Motilium : pourquoi le médicament anti-nauséeux suscite-t-il l'inquiétude ?
La dompéridone aurait causé plus de 200 morts subites cardiaques en 2012. La revue Prescrire réclame, une fois de plus, qu’il soit définitivement retiré du marché.
La dompéridone, c’est ce médicament commercialisé depuis les années 80, entre autre sous le nom de Motilium. Un médicament très prescrit pour apaiser les nausées et les vomissements, aussi bien dans le cadre de maladies sévères que de petits problèmes digestifs du quotidien.
231 morts subites cardiaques seraient imputables à la dompéridone chaque année en France. C’est la conclusion d’une étude publiée dans Pharmacoepidemioly and Drug Safety et relayée par la revue indépendante Prescrire. Alors que ce médicament est toujours en vente en pharmacie et remboursé, celle-ci estime que "les patients ont intérêt à être informés des dangers de la dompéridone et des médicaments voisins." Les médicaments tels que la métopimazine (Vogalène) et le métoclopramide (Primpéran), voisins de la dompéridone sont dangereux aussi, est-il précisé.
Une estimation revue à la hausse. Ce n’est pas la première fois que Prescrire pointe les risques potentiels de la dompéridone.
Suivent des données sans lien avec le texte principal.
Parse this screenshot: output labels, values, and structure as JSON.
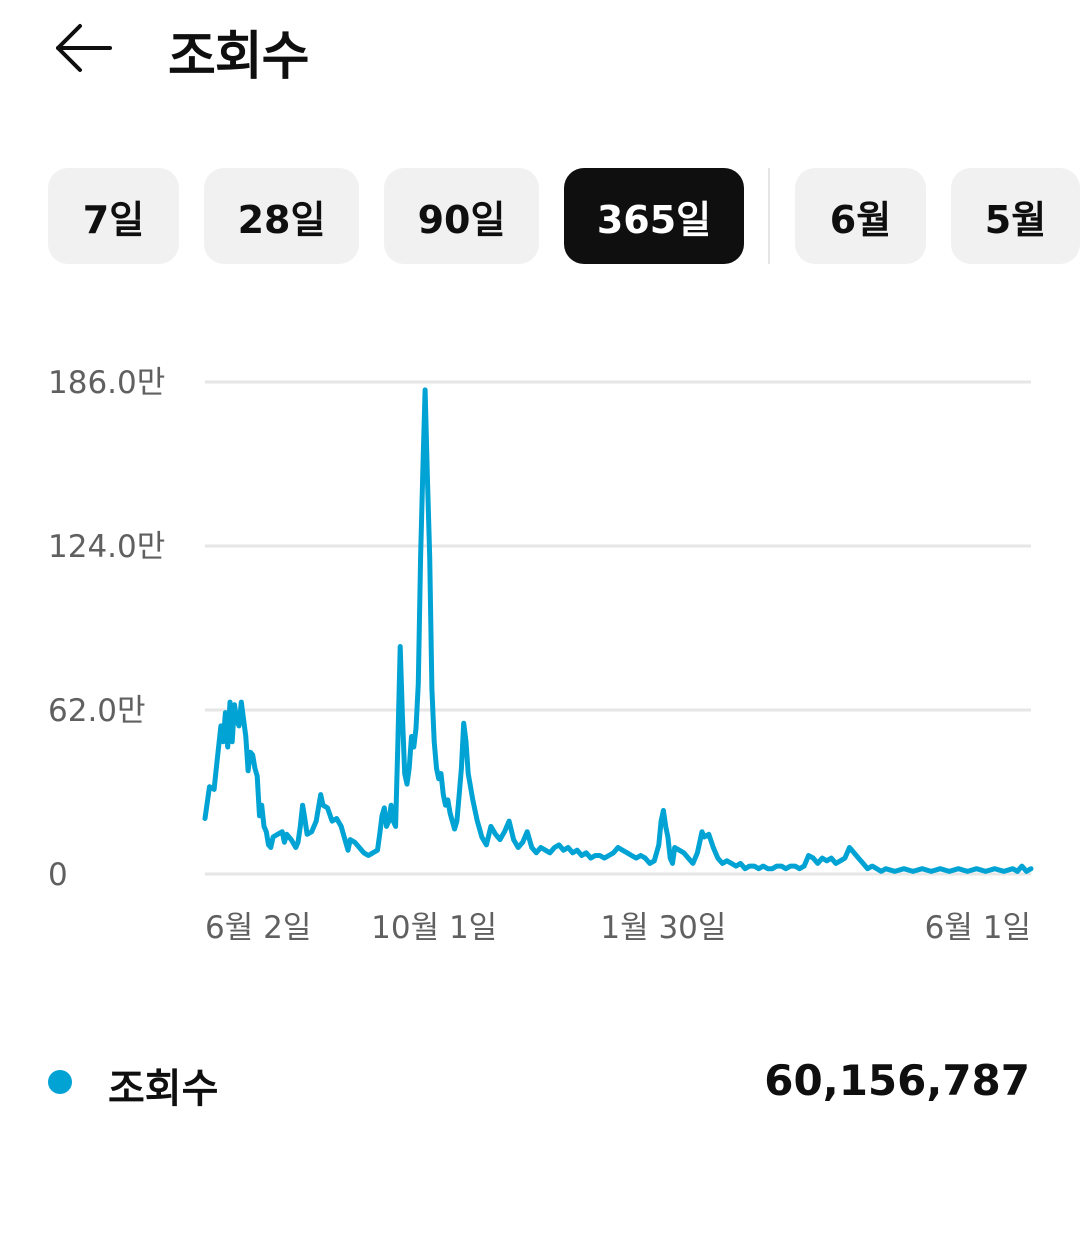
{
  "header": {
    "title": "조회수",
    "back_icon": "arrow-left-icon"
  },
  "chips": [
    {
      "label": "7일",
      "selected": false
    },
    {
      "label": "28일",
      "selected": false
    },
    {
      "label": "90일",
      "selected": false
    },
    {
      "label": "365일",
      "selected": true
    },
    {
      "label": "6월",
      "selected": false
    },
    {
      "label": "5월",
      "selected": false
    }
  ],
  "colors": {
    "accent": "#00a3d3",
    "chip_bg": "#f1f1f1",
    "chip_selected_bg": "#0f0f0f",
    "grid": "#e6e6e6",
    "axis_text": "#606060"
  },
  "chart_data": {
    "type": "line",
    "ylim": [
      0,
      1860000
    ],
    "y_ticks": [
      {
        "value": 1860000,
        "label": "186.0만"
      },
      {
        "value": 1240000,
        "label": "124.0만"
      },
      {
        "value": 620000,
        "label": "62.0만"
      },
      {
        "value": 0,
        "label": "0"
      }
    ],
    "x_ticks": [
      {
        "index": 20,
        "label": "6월 2일"
      },
      {
        "index": 101,
        "label": "10월 1일"
      },
      {
        "index": 202,
        "label": "1월 30일"
      },
      {
        "index": 364,
        "label": "6월 1일"
      }
    ],
    "grid": true,
    "series": [
      {
        "name": "조회수",
        "color": "#00a3d3",
        "points": [
          [
            0,
            210000
          ],
          [
            2,
            330000
          ],
          [
            4,
            320000
          ],
          [
            5,
            400000
          ],
          [
            6,
            480000
          ],
          [
            7,
            560000
          ],
          [
            8,
            500000
          ],
          [
            9,
            610000
          ],
          [
            10,
            480000
          ],
          [
            11,
            650000
          ],
          [
            12,
            500000
          ],
          [
            13,
            640000
          ],
          [
            14,
            580000
          ],
          [
            15,
            560000
          ],
          [
            16,
            650000
          ],
          [
            18,
            520000
          ],
          [
            19,
            390000
          ],
          [
            20,
            460000
          ],
          [
            21,
            450000
          ],
          [
            22,
            400000
          ],
          [
            23,
            370000
          ],
          [
            24,
            220000
          ],
          [
            25,
            260000
          ],
          [
            26,
            180000
          ],
          [
            27,
            160000
          ],
          [
            28,
            110000
          ],
          [
            29,
            100000
          ],
          [
            30,
            140000
          ],
          [
            32,
            150000
          ],
          [
            34,
            160000
          ],
          [
            35,
            120000
          ],
          [
            36,
            150000
          ],
          [
            38,
            130000
          ],
          [
            40,
            100000
          ],
          [
            41,
            120000
          ],
          [
            42,
            180000
          ],
          [
            43,
            260000
          ],
          [
            44,
            210000
          ],
          [
            45,
            150000
          ],
          [
            47,
            160000
          ],
          [
            49,
            200000
          ],
          [
            51,
            300000
          ],
          [
            52,
            260000
          ],
          [
            54,
            250000
          ],
          [
            56,
            200000
          ],
          [
            58,
            210000
          ],
          [
            60,
            180000
          ],
          [
            62,
            120000
          ],
          [
            63,
            90000
          ],
          [
            64,
            130000
          ],
          [
            66,
            120000
          ],
          [
            68,
            100000
          ],
          [
            70,
            80000
          ],
          [
            72,
            70000
          ],
          [
            74,
            80000
          ],
          [
            76,
            90000
          ],
          [
            77,
            150000
          ],
          [
            78,
            220000
          ],
          [
            79,
            250000
          ],
          [
            80,
            180000
          ],
          [
            81,
            200000
          ],
          [
            82,
            260000
          ],
          [
            83,
            200000
          ],
          [
            84,
            180000
          ],
          [
            85,
            500000
          ],
          [
            86,
            860000
          ],
          [
            87,
            600000
          ],
          [
            88,
            380000
          ],
          [
            89,
            340000
          ],
          [
            90,
            400000
          ],
          [
            91,
            520000
          ],
          [
            92,
            480000
          ],
          [
            93,
            550000
          ],
          [
            94,
            720000
          ],
          [
            95,
            1200000
          ],
          [
            96,
            1520000
          ],
          [
            97,
            1830000
          ],
          [
            98,
            1500000
          ],
          [
            99,
            1200000
          ],
          [
            100,
            700000
          ],
          [
            101,
            500000
          ],
          [
            102,
            400000
          ],
          [
            103,
            360000
          ],
          [
            104,
            380000
          ],
          [
            105,
            300000
          ],
          [
            106,
            260000
          ],
          [
            107,
            280000
          ],
          [
            108,
            230000
          ],
          [
            109,
            200000
          ],
          [
            110,
            170000
          ],
          [
            111,
            200000
          ],
          [
            112,
            300000
          ],
          [
            113,
            400000
          ],
          [
            114,
            570000
          ],
          [
            115,
            500000
          ],
          [
            116,
            380000
          ],
          [
            118,
            280000
          ],
          [
            120,
            200000
          ],
          [
            121,
            170000
          ],
          [
            122,
            140000
          ],
          [
            124,
            110000
          ],
          [
            126,
            180000
          ],
          [
            128,
            150000
          ],
          [
            130,
            130000
          ],
          [
            132,
            160000
          ],
          [
            134,
            200000
          ],
          [
            136,
            130000
          ],
          [
            138,
            100000
          ],
          [
            140,
            120000
          ],
          [
            142,
            160000
          ],
          [
            144,
            100000
          ],
          [
            146,
            80000
          ],
          [
            148,
            100000
          ],
          [
            150,
            90000
          ],
          [
            152,
            80000
          ],
          [
            154,
            100000
          ],
          [
            156,
            110000
          ],
          [
            158,
            90000
          ],
          [
            160,
            100000
          ],
          [
            162,
            80000
          ],
          [
            164,
            90000
          ],
          [
            166,
            70000
          ],
          [
            168,
            80000
          ],
          [
            170,
            60000
          ],
          [
            172,
            70000
          ],
          [
            174,
            70000
          ],
          [
            176,
            60000
          ],
          [
            178,
            70000
          ],
          [
            180,
            80000
          ],
          [
            182,
            100000
          ],
          [
            184,
            90000
          ],
          [
            186,
            80000
          ],
          [
            188,
            70000
          ],
          [
            190,
            60000
          ],
          [
            192,
            70000
          ],
          [
            194,
            60000
          ],
          [
            196,
            40000
          ],
          [
            198,
            50000
          ],
          [
            200,
            110000
          ],
          [
            201,
            200000
          ],
          [
            202,
            240000
          ],
          [
            203,
            180000
          ],
          [
            204,
            140000
          ],
          [
            205,
            60000
          ],
          [
            206,
            40000
          ],
          [
            207,
            100000
          ],
          [
            209,
            90000
          ],
          [
            211,
            80000
          ],
          [
            213,
            60000
          ],
          [
            215,
            40000
          ],
          [
            217,
            80000
          ],
          [
            218,
            120000
          ],
          [
            219,
            160000
          ],
          [
            220,
            140000
          ],
          [
            222,
            150000
          ],
          [
            224,
            100000
          ],
          [
            226,
            60000
          ],
          [
            228,
            40000
          ],
          [
            230,
            50000
          ],
          [
            232,
            40000
          ],
          [
            234,
            30000
          ],
          [
            236,
            40000
          ],
          [
            238,
            20000
          ],
          [
            240,
            30000
          ],
          [
            242,
            30000
          ],
          [
            244,
            20000
          ],
          [
            246,
            30000
          ],
          [
            248,
            20000
          ],
          [
            250,
            20000
          ],
          [
            252,
            30000
          ],
          [
            254,
            30000
          ],
          [
            256,
            20000
          ],
          [
            258,
            30000
          ],
          [
            260,
            30000
          ],
          [
            262,
            20000
          ],
          [
            264,
            30000
          ],
          [
            266,
            70000
          ],
          [
            268,
            60000
          ],
          [
            270,
            40000
          ],
          [
            272,
            60000
          ],
          [
            274,
            50000
          ],
          [
            276,
            60000
          ],
          [
            278,
            40000
          ],
          [
            280,
            50000
          ],
          [
            282,
            60000
          ],
          [
            284,
            100000
          ],
          [
            286,
            80000
          ],
          [
            288,
            60000
          ],
          [
            290,
            40000
          ],
          [
            292,
            20000
          ],
          [
            294,
            30000
          ],
          [
            296,
            20000
          ],
          [
            298,
            10000
          ],
          [
            300,
            20000
          ],
          [
            304,
            10000
          ],
          [
            308,
            20000
          ],
          [
            312,
            10000
          ],
          [
            316,
            20000
          ],
          [
            320,
            10000
          ],
          [
            324,
            20000
          ],
          [
            328,
            10000
          ],
          [
            332,
            20000
          ],
          [
            336,
            10000
          ],
          [
            340,
            20000
          ],
          [
            344,
            10000
          ],
          [
            348,
            20000
          ],
          [
            352,
            10000
          ],
          [
            356,
            20000
          ],
          [
            358,
            10000
          ],
          [
            360,
            30000
          ],
          [
            362,
            10000
          ],
          [
            364,
            20000
          ]
        ]
      }
    ]
  },
  "legend": {
    "label": "조회수",
    "value": "60,156,787"
  }
}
En février 2014, le risque de mort subite était déjà évoqué alors que la revue publiait une "liste noire des médicaments plus dangereux qu’utiles". Peu de temps après, elle revenait à la charge, chiffres à l’appui. En croisant d’un côté les données de remboursement de l’Assurance maladie et de l’autre, des données sur l’augmentation du risque de mort subite cardiaque en France et dans d’autres pays, Prescrire estimait que le médicament avait causé entre 43 et 189 décès en 2012, pour environ 3 millions de personnes exposées en France. Un peu plus d'un an après, l’estimation est donc revue à la hausse par le biais d’une étude signée en particulier par l’épidémiologiste Catherine Hill ((Institut Gustave-Roussy, Villejuif), estimant à 231 le nombre de morts subites liées à la dompéridone en France en 2012.
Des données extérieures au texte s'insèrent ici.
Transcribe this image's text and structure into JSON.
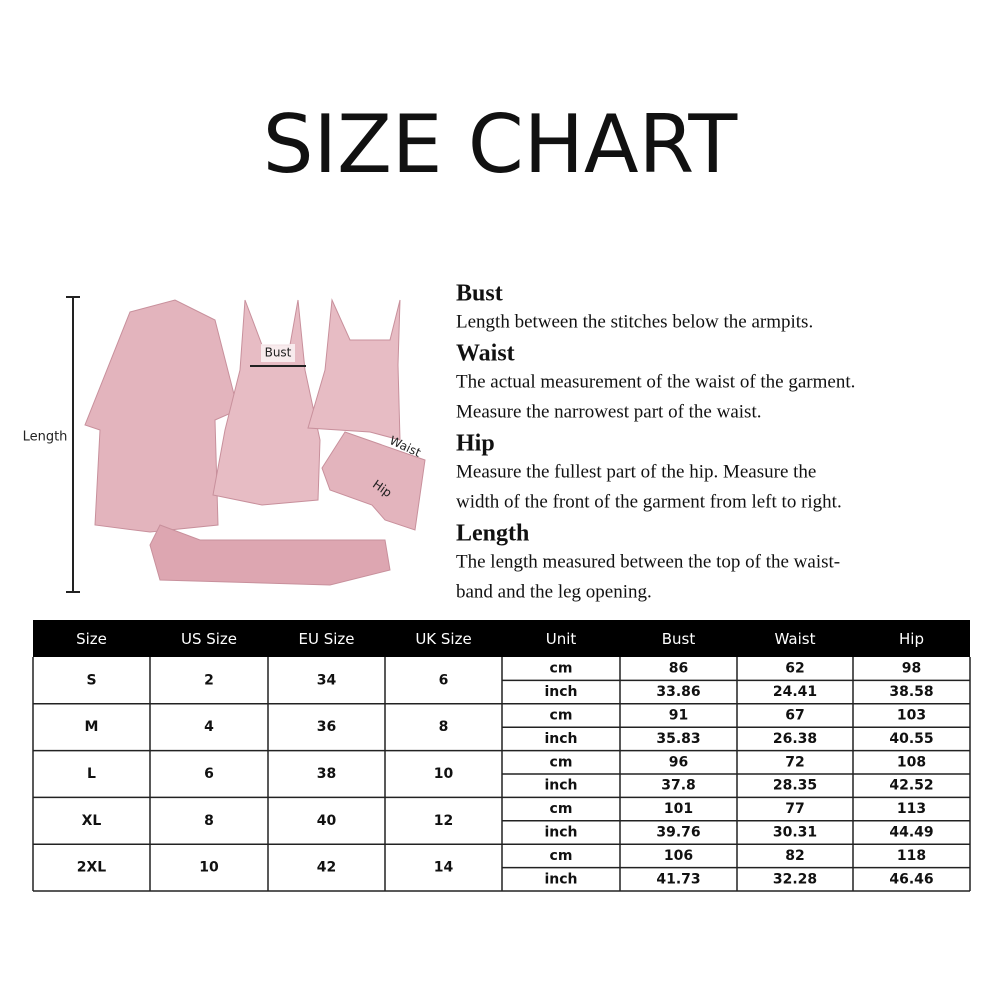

Les risques sont connus depuis 2011 par les autorités de santé. Et pourtant, en avril 2015, "la dompéridone est encore en vente et remboursable en France", s’étonne Prescrire. Du côté des autorités de santé française, a-t-on pris suffisamment de précaution ? "Les risques cardiaques ont été identifiés en 2011, ils sont donc connus depuis longtemps. Par ailleurs, le médicament fait l’objet d’une surveillance. Il a été réévalué au niveau européen et a conduit la France à prendre des mesures pour minimiser les risques en septembre dernier", nous explique-t-on à l’Agence du médicament.
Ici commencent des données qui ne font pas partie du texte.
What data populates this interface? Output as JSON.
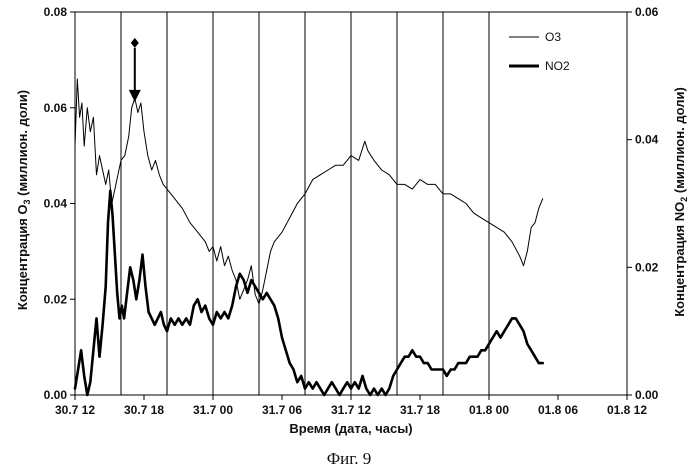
{
  "chart_data": {
    "type": "line",
    "x_tick_labels": [
      "30.7 12",
      "30.7 18",
      "31.7 00",
      "31.7 06",
      "31.7 12",
      "31.7 18",
      "01.8 00",
      "01.8 06",
      "01.8 12"
    ],
    "x_range_hours": [
      0,
      72
    ],
    "xlabel": "Время (дата, часы)",
    "y_left": {
      "label_main": "Концентрация O",
      "label_sub": "3",
      "label_tail": " (миллион. доли)",
      "ticks": [
        "0.00",
        "0.02",
        "0.04",
        "0.06",
        "0.08"
      ],
      "ylim": [
        0,
        0.08
      ]
    },
    "y_right": {
      "label_main": "Концентрация NO",
      "label_sub": "2",
      "label_tail": " (миллион. доли)",
      "ticks": [
        "0.00",
        "0.02",
        "0.04",
        "0.06"
      ],
      "ylim": [
        0,
        0.06
      ]
    },
    "vertical_gridlines_hours": [
      6,
      12,
      18,
      24,
      30,
      36,
      42,
      48,
      54
    ],
    "legend": {
      "position": "top-right",
      "entries": [
        {
          "label": "O3",
          "style": "thin"
        },
        {
          "label": "NO2",
          "style": "thick"
        }
      ]
    },
    "series": [
      {
        "name": "O3",
        "axis": "left",
        "points": [
          [
            0.0,
            0.052
          ],
          [
            0.3,
            0.066
          ],
          [
            0.6,
            0.058
          ],
          [
            0.9,
            0.061
          ],
          [
            1.2,
            0.052
          ],
          [
            1.6,
            0.06
          ],
          [
            2.0,
            0.055
          ],
          [
            2.4,
            0.058
          ],
          [
            2.8,
            0.046
          ],
          [
            3.2,
            0.05
          ],
          [
            3.6,
            0.047
          ],
          [
            4.0,
            0.044
          ],
          [
            4.4,
            0.047
          ],
          [
            4.8,
            0.04
          ],
          [
            5.2,
            0.043
          ],
          [
            5.6,
            0.046
          ],
          [
            6.0,
            0.049
          ],
          [
            6.5,
            0.05
          ],
          [
            7.0,
            0.054
          ],
          [
            7.4,
            0.06
          ],
          [
            7.8,
            0.062
          ],
          [
            8.2,
            0.059
          ],
          [
            8.6,
            0.061
          ],
          [
            9.0,
            0.055
          ],
          [
            9.5,
            0.05
          ],
          [
            10.0,
            0.047
          ],
          [
            10.5,
            0.049
          ],
          [
            11.0,
            0.046
          ],
          [
            11.5,
            0.044
          ],
          [
            12.0,
            0.043
          ],
          [
            13.0,
            0.041
          ],
          [
            14.0,
            0.039
          ],
          [
            15.0,
            0.036
          ],
          [
            16.0,
            0.034
          ],
          [
            17.0,
            0.032
          ],
          [
            17.5,
            0.03
          ],
          [
            18.0,
            0.031
          ],
          [
            18.5,
            0.028
          ],
          [
            19.0,
            0.031
          ],
          [
            19.5,
            0.027
          ],
          [
            20.0,
            0.029
          ],
          [
            20.5,
            0.026
          ],
          [
            21.0,
            0.024
          ],
          [
            21.5,
            0.02
          ],
          [
            22.0,
            0.022
          ],
          [
            22.5,
            0.024
          ],
          [
            23.0,
            0.027
          ],
          [
            23.5,
            0.021
          ],
          [
            24.0,
            0.019
          ],
          [
            24.5,
            0.022
          ],
          [
            25.0,
            0.026
          ],
          [
            25.5,
            0.03
          ],
          [
            26.0,
            0.032
          ],
          [
            27.0,
            0.034
          ],
          [
            28.0,
            0.037
          ],
          [
            29.0,
            0.04
          ],
          [
            30.0,
            0.042
          ],
          [
            31.0,
            0.045
          ],
          [
            32.0,
            0.046
          ],
          [
            33.0,
            0.047
          ],
          [
            34.0,
            0.048
          ],
          [
            35.0,
            0.048
          ],
          [
            36.0,
            0.05
          ],
          [
            37.0,
            0.049
          ],
          [
            37.8,
            0.053
          ],
          [
            38.2,
            0.051
          ],
          [
            39.0,
            0.049
          ],
          [
            40.0,
            0.047
          ],
          [
            41.0,
            0.046
          ],
          [
            42.0,
            0.044
          ],
          [
            43.0,
            0.044
          ],
          [
            44.0,
            0.043
          ],
          [
            45.0,
            0.045
          ],
          [
            46.0,
            0.044
          ],
          [
            47.0,
            0.044
          ],
          [
            48.0,
            0.042
          ],
          [
            49.0,
            0.042
          ],
          [
            50.0,
            0.041
          ],
          [
            51.0,
            0.04
          ],
          [
            52.0,
            0.038
          ],
          [
            53.0,
            0.037
          ],
          [
            54.0,
            0.036
          ],
          [
            55.0,
            0.035
          ],
          [
            56.0,
            0.034
          ],
          [
            57.0,
            0.032
          ],
          [
            58.0,
            0.029
          ],
          [
            58.5,
            0.027
          ],
          [
            59.0,
            0.03
          ],
          [
            59.5,
            0.035
          ],
          [
            60.0,
            0.036
          ],
          [
            60.5,
            0.039
          ],
          [
            61.0,
            0.041
          ]
        ]
      },
      {
        "name": "NO2",
        "axis": "right",
        "points": [
          [
            0.0,
            0.001
          ],
          [
            0.4,
            0.004
          ],
          [
            0.8,
            0.007
          ],
          [
            1.2,
            0.003
          ],
          [
            1.6,
            0.0
          ],
          [
            2.0,
            0.002
          ],
          [
            2.4,
            0.007
          ],
          [
            2.8,
            0.012
          ],
          [
            3.2,
            0.006
          ],
          [
            3.6,
            0.011
          ],
          [
            4.0,
            0.017
          ],
          [
            4.3,
            0.027
          ],
          [
            4.6,
            0.032
          ],
          [
            4.9,
            0.028
          ],
          [
            5.2,
            0.022
          ],
          [
            5.5,
            0.016
          ],
          [
            5.8,
            0.012
          ],
          [
            6.1,
            0.014
          ],
          [
            6.4,
            0.012
          ],
          [
            6.8,
            0.016
          ],
          [
            7.2,
            0.02
          ],
          [
            7.6,
            0.018
          ],
          [
            8.0,
            0.015
          ],
          [
            8.4,
            0.018
          ],
          [
            8.8,
            0.022
          ],
          [
            9.2,
            0.017
          ],
          [
            9.6,
            0.013
          ],
          [
            10.0,
            0.012
          ],
          [
            10.4,
            0.011
          ],
          [
            10.8,
            0.012
          ],
          [
            11.2,
            0.013
          ],
          [
            11.6,
            0.011
          ],
          [
            12.0,
            0.01
          ],
          [
            12.5,
            0.012
          ],
          [
            13.0,
            0.011
          ],
          [
            13.5,
            0.012
          ],
          [
            14.0,
            0.011
          ],
          [
            14.5,
            0.012
          ],
          [
            15.0,
            0.011
          ],
          [
            15.5,
            0.014
          ],
          [
            16.0,
            0.015
          ],
          [
            16.5,
            0.013
          ],
          [
            17.0,
            0.014
          ],
          [
            17.5,
            0.012
          ],
          [
            18.0,
            0.011
          ],
          [
            18.5,
            0.013
          ],
          [
            19.0,
            0.012
          ],
          [
            19.5,
            0.013
          ],
          [
            20.0,
            0.012
          ],
          [
            20.5,
            0.014
          ],
          [
            21.0,
            0.017
          ],
          [
            21.5,
            0.019
          ],
          [
            22.0,
            0.018
          ],
          [
            22.5,
            0.016
          ],
          [
            23.0,
            0.018
          ],
          [
            23.5,
            0.017
          ],
          [
            24.0,
            0.016
          ],
          [
            24.5,
            0.015
          ],
          [
            25.0,
            0.016
          ],
          [
            25.5,
            0.015
          ],
          [
            26.0,
            0.014
          ],
          [
            26.5,
            0.012
          ],
          [
            27.0,
            0.009
          ],
          [
            27.5,
            0.007
          ],
          [
            28.0,
            0.005
          ],
          [
            28.5,
            0.004
          ],
          [
            29.0,
            0.002
          ],
          [
            29.5,
            0.003
          ],
          [
            30.0,
            0.001
          ],
          [
            30.5,
            0.002
          ],
          [
            31.0,
            0.001
          ],
          [
            31.5,
            0.002
          ],
          [
            32.0,
            0.001
          ],
          [
            32.5,
            0.0
          ],
          [
            33.0,
            0.001
          ],
          [
            33.5,
            0.002
          ],
          [
            34.0,
            0.001
          ],
          [
            34.5,
            0.0
          ],
          [
            35.0,
            0.001
          ],
          [
            35.5,
            0.002
          ],
          [
            36.0,
            0.001
          ],
          [
            36.5,
            0.002
          ],
          [
            37.0,
            0.001
          ],
          [
            37.5,
            0.003
          ],
          [
            38.0,
            0.001
          ],
          [
            38.5,
            0.0
          ],
          [
            39.0,
            0.001
          ],
          [
            39.5,
            0.0
          ],
          [
            40.0,
            0.001
          ],
          [
            40.5,
            0.0
          ],
          [
            41.0,
            0.001
          ],
          [
            41.5,
            0.003
          ],
          [
            42.0,
            0.004
          ],
          [
            42.5,
            0.005
          ],
          [
            43.0,
            0.006
          ],
          [
            43.5,
            0.006
          ],
          [
            44.0,
            0.007
          ],
          [
            44.5,
            0.006
          ],
          [
            45.0,
            0.006
          ],
          [
            45.5,
            0.005
          ],
          [
            46.0,
            0.005
          ],
          [
            46.5,
            0.004
          ],
          [
            47.0,
            0.004
          ],
          [
            47.5,
            0.004
          ],
          [
            48.0,
            0.004
          ],
          [
            48.5,
            0.003
          ],
          [
            49.0,
            0.004
          ],
          [
            49.5,
            0.004
          ],
          [
            50.0,
            0.005
          ],
          [
            50.5,
            0.005
          ],
          [
            51.0,
            0.005
          ],
          [
            51.5,
            0.006
          ],
          [
            52.0,
            0.006
          ],
          [
            52.5,
            0.006
          ],
          [
            53.0,
            0.007
          ],
          [
            53.5,
            0.007
          ],
          [
            54.0,
            0.008
          ],
          [
            54.5,
            0.009
          ],
          [
            55.0,
            0.01
          ],
          [
            55.5,
            0.009
          ],
          [
            56.0,
            0.01
          ],
          [
            56.5,
            0.011
          ],
          [
            57.0,
            0.012
          ],
          [
            57.5,
            0.012
          ],
          [
            58.0,
            0.011
          ],
          [
            58.5,
            0.01
          ],
          [
            59.0,
            0.008
          ],
          [
            59.5,
            0.007
          ],
          [
            60.0,
            0.006
          ],
          [
            60.5,
            0.005
          ],
          [
            61.0,
            0.005
          ]
        ]
      }
    ],
    "annotation": {
      "type": "arrow",
      "x_hour": 7.8,
      "y_left": 0.07
    }
  },
  "caption": "Фиг. 9"
}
De fait, les autorités de santé européennes ont lancé une réévaluation de la balance bénéfice/risque de la molécule en mars 2013. Suite à quoi, l’Agence française du médicament a confirmé en septembre dernier l’utilité de la dompéridone, ainsi que le risque d’effets indésirables cardiaques graves. Pour limiter les risques, elle avait toutefois publié de nouvelles recommandations visant à limiter la durée de prescription et à retirer du marché les molécules les plus fortement dosées (20 mg). Elle précisait par ailleurs de nouvelles contre-indications chez des patients présentant un risque particulièrement élevé : insuffisance hépatique modérée ou sévère, affections qui allongent ou pourraient modifier la conduction cardiaque, affections cardiaques sous-jacentes, prise concomitante de certains médicaments.
Reste que "les patients sont encore exposés au dosage à 10 mg, le plus couramment utilisé dans les nausées-vomissements", souligne encore Prescrie, qui ne souhaite qu’une chose : le retrait total du marché de l’anti-nauséeux. En attendant, par prudence, mieux vaut éviter l'automédication et bien respecter les durées de prescription.